About 55% of Bermuda's inhabitants are of African ancestry, descended from slaves brought to the islands during the 18th cent.; there is also a sizable population of British descent. English is spoken. The main religions are the Anglican, Roman Catholic, African Methodist Episcopal, and other Christian churches.


Bermuda Coat of  Arms

Bermuda Coat of Arms

Coat of Arms Awarded by Royal Warrant at the Court of St. James, London, on October 4, 1910. Commissioned by the Bermuda Government from London's College of Arms for Bermuda's tercentenary in 1909. 

It is a white and blue shield with a red lion holding a scrolled shield showing the sinking of Admiral Somer's flagship Sea Venture off Bermuda in 1609.  

Armorial Ensigns are Argent on a Mount Vert a lion sejant affrontee Gules supporting between the forepaws an Antique Shield Azure, thereon a representation of the wreck of the Ship 'The Sea Venture' (AD1609) all proper, together with the motto Quo Fata Ferunt.  

This is from Virgil's Aeneid and its translation from the Latin is Whither the Fates do Lead Us.


One of the nine smallest places in the world, in total land area. 21 square miles or 53 square kilometers, compared to the USA's 9.629 million square kilometers.

The whole of Bermuda is tiny by world standards - with a land area of only 21 square miles or 56 square kilometers. It includes all the islands mentioned above. Residents and visitors can travel from one end to the other in just over an hour and from north to south in 10 to 15 minutes. Scientific theory has it that what we know today as Bermuda began some 100 million year ago as a volcanic mountain, with the volcanoes having disappeared 70 million or so years ago. 

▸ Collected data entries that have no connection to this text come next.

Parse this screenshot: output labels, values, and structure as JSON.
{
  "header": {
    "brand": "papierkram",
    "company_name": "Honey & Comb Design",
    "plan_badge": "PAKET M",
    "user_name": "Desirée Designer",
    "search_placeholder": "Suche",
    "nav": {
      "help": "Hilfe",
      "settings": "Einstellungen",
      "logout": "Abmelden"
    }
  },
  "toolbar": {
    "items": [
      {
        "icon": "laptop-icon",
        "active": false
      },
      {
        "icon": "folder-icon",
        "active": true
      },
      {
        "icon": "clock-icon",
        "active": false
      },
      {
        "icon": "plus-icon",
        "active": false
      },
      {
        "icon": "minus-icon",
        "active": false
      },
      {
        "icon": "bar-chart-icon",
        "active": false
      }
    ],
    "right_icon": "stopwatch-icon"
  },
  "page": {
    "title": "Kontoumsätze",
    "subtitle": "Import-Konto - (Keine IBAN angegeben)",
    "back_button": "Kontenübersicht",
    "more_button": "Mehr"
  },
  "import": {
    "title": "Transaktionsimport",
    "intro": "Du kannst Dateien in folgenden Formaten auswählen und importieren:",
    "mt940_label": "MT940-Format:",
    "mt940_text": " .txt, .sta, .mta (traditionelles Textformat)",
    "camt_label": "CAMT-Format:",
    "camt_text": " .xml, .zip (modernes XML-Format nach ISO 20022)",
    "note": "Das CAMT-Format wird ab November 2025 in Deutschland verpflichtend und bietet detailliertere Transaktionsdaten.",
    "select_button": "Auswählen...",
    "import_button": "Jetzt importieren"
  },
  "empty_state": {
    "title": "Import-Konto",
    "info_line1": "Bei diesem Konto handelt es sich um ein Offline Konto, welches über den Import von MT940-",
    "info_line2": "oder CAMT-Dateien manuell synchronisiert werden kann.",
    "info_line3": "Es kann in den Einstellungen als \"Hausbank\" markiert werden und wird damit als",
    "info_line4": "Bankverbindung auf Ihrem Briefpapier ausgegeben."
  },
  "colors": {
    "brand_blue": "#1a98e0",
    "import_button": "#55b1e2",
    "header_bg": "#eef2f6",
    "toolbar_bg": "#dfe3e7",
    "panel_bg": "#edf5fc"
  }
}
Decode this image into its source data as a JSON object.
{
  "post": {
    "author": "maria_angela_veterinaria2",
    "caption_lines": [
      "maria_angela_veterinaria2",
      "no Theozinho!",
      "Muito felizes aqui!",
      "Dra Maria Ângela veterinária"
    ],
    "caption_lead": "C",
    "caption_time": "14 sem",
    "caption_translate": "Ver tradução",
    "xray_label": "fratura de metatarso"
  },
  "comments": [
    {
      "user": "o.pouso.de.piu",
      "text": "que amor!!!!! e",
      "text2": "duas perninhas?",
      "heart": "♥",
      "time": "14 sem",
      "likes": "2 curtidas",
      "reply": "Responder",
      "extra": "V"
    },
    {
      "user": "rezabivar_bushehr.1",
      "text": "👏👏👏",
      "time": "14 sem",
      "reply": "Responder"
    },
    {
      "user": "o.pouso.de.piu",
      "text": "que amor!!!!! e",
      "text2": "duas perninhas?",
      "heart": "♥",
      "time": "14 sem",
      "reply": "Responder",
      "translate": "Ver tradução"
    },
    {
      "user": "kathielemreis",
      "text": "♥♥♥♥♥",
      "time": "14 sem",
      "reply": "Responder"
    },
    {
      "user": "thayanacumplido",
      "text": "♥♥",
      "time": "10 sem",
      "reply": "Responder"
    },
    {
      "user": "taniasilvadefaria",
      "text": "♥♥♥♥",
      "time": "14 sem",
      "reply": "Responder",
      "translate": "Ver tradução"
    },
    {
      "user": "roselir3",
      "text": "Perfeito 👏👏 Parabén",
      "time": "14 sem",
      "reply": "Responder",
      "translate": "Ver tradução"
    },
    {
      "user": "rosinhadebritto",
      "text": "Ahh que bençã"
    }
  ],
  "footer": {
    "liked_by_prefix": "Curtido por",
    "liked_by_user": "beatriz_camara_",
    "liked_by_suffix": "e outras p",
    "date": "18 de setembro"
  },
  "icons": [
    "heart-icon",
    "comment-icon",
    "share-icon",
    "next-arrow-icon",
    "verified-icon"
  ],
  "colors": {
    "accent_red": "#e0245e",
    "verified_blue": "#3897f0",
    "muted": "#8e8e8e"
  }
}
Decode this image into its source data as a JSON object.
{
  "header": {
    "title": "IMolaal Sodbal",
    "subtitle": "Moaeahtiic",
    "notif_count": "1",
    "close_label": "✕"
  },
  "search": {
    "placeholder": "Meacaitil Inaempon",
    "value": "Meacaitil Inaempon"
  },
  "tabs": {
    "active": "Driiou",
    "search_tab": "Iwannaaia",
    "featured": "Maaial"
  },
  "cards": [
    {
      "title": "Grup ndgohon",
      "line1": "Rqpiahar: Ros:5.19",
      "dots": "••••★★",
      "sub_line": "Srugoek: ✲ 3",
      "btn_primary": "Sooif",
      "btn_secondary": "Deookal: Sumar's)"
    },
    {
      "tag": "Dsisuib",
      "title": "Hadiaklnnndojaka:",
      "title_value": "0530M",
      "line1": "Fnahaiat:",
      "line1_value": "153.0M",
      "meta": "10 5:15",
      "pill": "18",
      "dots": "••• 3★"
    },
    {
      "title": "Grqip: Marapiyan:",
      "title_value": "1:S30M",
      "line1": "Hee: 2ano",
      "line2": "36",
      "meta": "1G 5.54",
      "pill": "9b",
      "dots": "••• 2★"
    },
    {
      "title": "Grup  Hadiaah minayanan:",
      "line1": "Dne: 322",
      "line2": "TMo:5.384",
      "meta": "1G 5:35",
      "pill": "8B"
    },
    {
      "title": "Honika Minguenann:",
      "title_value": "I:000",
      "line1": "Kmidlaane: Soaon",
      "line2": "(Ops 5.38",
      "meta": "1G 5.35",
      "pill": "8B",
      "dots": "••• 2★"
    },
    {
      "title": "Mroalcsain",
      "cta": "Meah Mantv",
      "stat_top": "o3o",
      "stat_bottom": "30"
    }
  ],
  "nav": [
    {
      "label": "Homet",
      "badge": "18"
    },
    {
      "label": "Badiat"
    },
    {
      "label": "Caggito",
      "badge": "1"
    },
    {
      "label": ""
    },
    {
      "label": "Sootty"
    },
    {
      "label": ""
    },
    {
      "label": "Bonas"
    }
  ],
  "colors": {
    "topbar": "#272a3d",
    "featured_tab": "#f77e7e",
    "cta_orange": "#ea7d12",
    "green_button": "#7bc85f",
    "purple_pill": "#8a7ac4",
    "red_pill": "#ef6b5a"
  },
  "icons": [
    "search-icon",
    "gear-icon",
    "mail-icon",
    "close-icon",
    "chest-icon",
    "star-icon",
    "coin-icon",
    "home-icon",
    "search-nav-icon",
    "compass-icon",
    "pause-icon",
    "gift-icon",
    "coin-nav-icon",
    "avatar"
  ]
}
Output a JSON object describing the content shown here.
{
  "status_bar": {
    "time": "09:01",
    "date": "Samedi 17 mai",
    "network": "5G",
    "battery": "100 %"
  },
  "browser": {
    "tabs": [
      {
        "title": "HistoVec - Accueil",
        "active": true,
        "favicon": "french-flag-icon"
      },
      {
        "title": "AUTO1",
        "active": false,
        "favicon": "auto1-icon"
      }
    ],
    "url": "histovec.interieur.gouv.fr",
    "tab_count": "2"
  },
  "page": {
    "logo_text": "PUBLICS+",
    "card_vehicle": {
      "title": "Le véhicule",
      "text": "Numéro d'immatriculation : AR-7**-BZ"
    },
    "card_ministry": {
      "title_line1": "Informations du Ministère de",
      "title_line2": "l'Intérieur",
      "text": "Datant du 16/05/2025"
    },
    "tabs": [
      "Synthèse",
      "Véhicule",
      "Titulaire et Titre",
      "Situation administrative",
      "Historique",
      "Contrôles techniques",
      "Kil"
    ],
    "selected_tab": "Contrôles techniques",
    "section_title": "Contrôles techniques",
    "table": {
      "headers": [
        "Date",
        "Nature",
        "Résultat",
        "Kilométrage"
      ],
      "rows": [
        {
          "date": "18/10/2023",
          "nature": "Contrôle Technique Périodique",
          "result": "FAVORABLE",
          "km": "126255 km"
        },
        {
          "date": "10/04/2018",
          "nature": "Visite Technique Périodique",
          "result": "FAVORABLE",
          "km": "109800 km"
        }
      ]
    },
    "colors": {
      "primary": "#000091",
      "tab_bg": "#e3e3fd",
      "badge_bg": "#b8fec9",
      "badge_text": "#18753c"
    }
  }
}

Some oceanographers say the Bermuda Rise juts up from the deep Atlantic Ocean floor in the form of three steep- sided mountains, the largest of which supports the Bermuda Islands we know today, on the southern margin of a shallow water platform, with Challenger and Argus (or Plantagenet) Banks to the southwest. Others say the Bermuda Rise is five mountains including the more distant Bowditch and Muir Seamounts (the furthest of which is about 150 miles to the northeast).

The Bermuda Mountain is longer - 32 miles - than the land area width and much wider - 16 miles wide - than the maximum land width of 1.5 miles. At sea, the Argus and Challenger Banks are round and about 6 miles across. 

Below the level of limestone and 450 feet below sea level is volcanic rock; and below that, only black lava and other igneous volcanic rock. Only in one place in Bermuda - 60 feet below sea level at the southern end of Bermuda International Airport -is volcanic rock found so near to sea level.

The other name - the Somers Isles - commemorate Bermuda's British founder father, discoverer in 1609 and colonizer, Admiral Sir George Somers, when it was not populated at all. In 1612 the Bermudas, then the Somers Islands, were in the third charter of the Virginia Company. More English colonists arrived specifically for Bermuda. The charter was revoked in 1684 when Bermuda became a British crown colony. However, it was once referred to as Virgineola, in its 16th century brief period as a dependency of Virginia.

Today, Bermuda remains a (nominal) British possession, a completely self-governing British Overseas Territory, with its own laws - not those of the United Kingdom. No UK laws apply in Bermuda and Britons are just as much foreigners as are Americans, Canadians, Europeans, Asians and other citizens.